Neuroimaging in mild TBI | 48715

Journal of Neurology & Neurophysiology

ISSN - 2155-9562

Neuroimaging in mild TBI

7th Global Neurologists Annual Meeting on Neuro Surgery and Interventional Radiology

August 22-24, 2016 Vienna, Austria

Teena Shetty

Hospital for Special Surgery, USA

Scientific Tracks Abstracts: J Neurol Neurophysiol

Abstract :

Historically, routine types of neurological imaging for mTBI include CT and Conventional MRI, both of which are usually normal in mild TBI (mTBI). Newer MRI methods may demonstrate more abnormalities following mTBI than just CT or Conventional MRI alone (Brody et al 2015). These include, but are not limited to, SWI, DTI, rs-fMRI, ASL and Volumetry. Susceptibility Weighted Imaging (SWI) uses contrast to highlight differences between tissues that can show changes in blood products in the brain. Diffusion Tensor Imaging (DTI) can detect brain abnormalities in white matter through its sensitivity to microstructural axonal injury. Resting State Functional MRI (rs-fMRI) measures changes in blood perfusion to determine if pathways of communication within the brain have been disrupted. ASL (arterial spin labelling) uses spatially selective inversion of inflowing arterial blood as a method to label blood flow and measure perfusion. Lastly, volumetric MRI measures the volume and structure of regions in the brain and can detect changes in the volume of gray matter that may result from mTBI. These specific types of imaging can be incorporated into research in order to learn more about concussions, their diagnosis, and their prognosis. This is the case for the GE-NFL Study on Advanced MRI Applications for mild TBI. By utilizing a research pack for neurological imaging that includes SWI, DTI, Volumetric T1, ASL, and rs-fMRI, researchers have been able to detect abnormalities, including white matter lesions, in the brains of several patients who have suffered from mTBI. Overall, neuroimaging is evolving such that white matter abnormalities, changes in gray matter volume, and blood perfusion in the brains of mTBI patients may be visualized. However, these scans cannot be used conclusively and these techniques are limited to research tools at this time. Therefore, continued study is necessary to further validate these software techniques.

Biography :

Teena Shetty is a Fulbright scholar who received her medical degree and bachelor’s degree with honours from Brown University and her master of philosophy degree in medicine from the University of Cambridge.

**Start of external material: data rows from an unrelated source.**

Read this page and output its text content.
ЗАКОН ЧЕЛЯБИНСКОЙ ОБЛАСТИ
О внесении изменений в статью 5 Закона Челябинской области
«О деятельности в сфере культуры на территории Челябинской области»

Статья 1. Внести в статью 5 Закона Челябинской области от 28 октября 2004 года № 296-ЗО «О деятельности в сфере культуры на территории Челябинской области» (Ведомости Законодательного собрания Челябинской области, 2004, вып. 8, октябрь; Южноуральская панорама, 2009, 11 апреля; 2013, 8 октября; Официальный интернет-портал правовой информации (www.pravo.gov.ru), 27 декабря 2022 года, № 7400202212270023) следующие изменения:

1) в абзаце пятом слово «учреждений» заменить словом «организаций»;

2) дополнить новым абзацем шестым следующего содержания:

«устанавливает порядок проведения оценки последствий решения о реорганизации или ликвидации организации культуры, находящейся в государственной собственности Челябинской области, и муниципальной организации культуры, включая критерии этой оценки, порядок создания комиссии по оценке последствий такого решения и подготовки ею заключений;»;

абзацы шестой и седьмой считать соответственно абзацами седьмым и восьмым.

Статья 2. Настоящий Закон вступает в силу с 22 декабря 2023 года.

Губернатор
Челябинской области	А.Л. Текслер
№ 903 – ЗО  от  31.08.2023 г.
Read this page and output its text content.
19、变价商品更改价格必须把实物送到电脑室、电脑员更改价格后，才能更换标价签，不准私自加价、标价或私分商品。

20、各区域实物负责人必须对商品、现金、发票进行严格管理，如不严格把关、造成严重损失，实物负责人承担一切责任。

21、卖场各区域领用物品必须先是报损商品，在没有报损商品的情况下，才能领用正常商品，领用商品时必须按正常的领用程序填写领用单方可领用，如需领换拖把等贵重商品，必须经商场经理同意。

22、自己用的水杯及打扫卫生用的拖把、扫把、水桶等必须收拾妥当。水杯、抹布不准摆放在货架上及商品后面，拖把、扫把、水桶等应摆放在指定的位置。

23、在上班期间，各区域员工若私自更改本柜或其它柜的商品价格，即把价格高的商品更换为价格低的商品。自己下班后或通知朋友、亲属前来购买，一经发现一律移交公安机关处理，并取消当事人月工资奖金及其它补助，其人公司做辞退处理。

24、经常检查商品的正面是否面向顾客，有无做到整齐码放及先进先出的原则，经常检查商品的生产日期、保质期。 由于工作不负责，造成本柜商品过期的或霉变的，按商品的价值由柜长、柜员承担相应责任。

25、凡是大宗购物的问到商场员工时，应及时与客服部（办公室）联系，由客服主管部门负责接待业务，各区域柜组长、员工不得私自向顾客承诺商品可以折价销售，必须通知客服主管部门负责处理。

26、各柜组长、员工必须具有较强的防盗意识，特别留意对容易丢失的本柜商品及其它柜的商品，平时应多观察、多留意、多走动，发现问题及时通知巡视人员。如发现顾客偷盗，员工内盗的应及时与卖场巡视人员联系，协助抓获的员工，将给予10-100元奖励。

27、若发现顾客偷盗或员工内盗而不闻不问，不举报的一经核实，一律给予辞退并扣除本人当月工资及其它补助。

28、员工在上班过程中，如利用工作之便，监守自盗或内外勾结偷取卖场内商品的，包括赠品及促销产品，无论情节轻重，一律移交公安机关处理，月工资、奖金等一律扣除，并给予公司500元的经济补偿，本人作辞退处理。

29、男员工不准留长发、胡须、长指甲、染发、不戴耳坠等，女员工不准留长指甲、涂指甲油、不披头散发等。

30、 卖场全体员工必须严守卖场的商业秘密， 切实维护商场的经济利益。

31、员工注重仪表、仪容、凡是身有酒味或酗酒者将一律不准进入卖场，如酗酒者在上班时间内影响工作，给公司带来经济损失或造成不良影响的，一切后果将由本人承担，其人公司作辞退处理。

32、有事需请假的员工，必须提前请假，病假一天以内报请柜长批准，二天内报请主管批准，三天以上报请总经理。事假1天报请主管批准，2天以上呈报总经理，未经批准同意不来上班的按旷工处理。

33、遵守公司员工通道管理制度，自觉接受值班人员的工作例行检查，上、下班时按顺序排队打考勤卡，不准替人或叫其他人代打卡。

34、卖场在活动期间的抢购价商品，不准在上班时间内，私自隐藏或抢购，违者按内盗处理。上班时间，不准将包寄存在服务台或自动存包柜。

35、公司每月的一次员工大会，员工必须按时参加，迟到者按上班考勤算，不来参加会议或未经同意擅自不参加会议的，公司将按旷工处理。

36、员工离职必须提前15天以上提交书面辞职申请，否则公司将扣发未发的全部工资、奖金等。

Her residency was completed at Weill Cornell Medical College, New York-Presbyterian Hospital. Dr. Shetty received her fellowship training in neuromuscular diseases at Harvard Medical School, Brigham and Women’s Hospital and in neuromuscular diseases and intraoperative monitoring at Hospital for Special Surgery. Dr. Teena Shetty is now a neurologist at Hospital for Special Surgery and is triple board-certified in neurology, neuromuscular medicine, and electro diagnostic medicine. Her research interests include concussion, post-operative neuropathies, muscle diseases, and intraoperative monitoring, and she has authored more than 30 publications on these topics.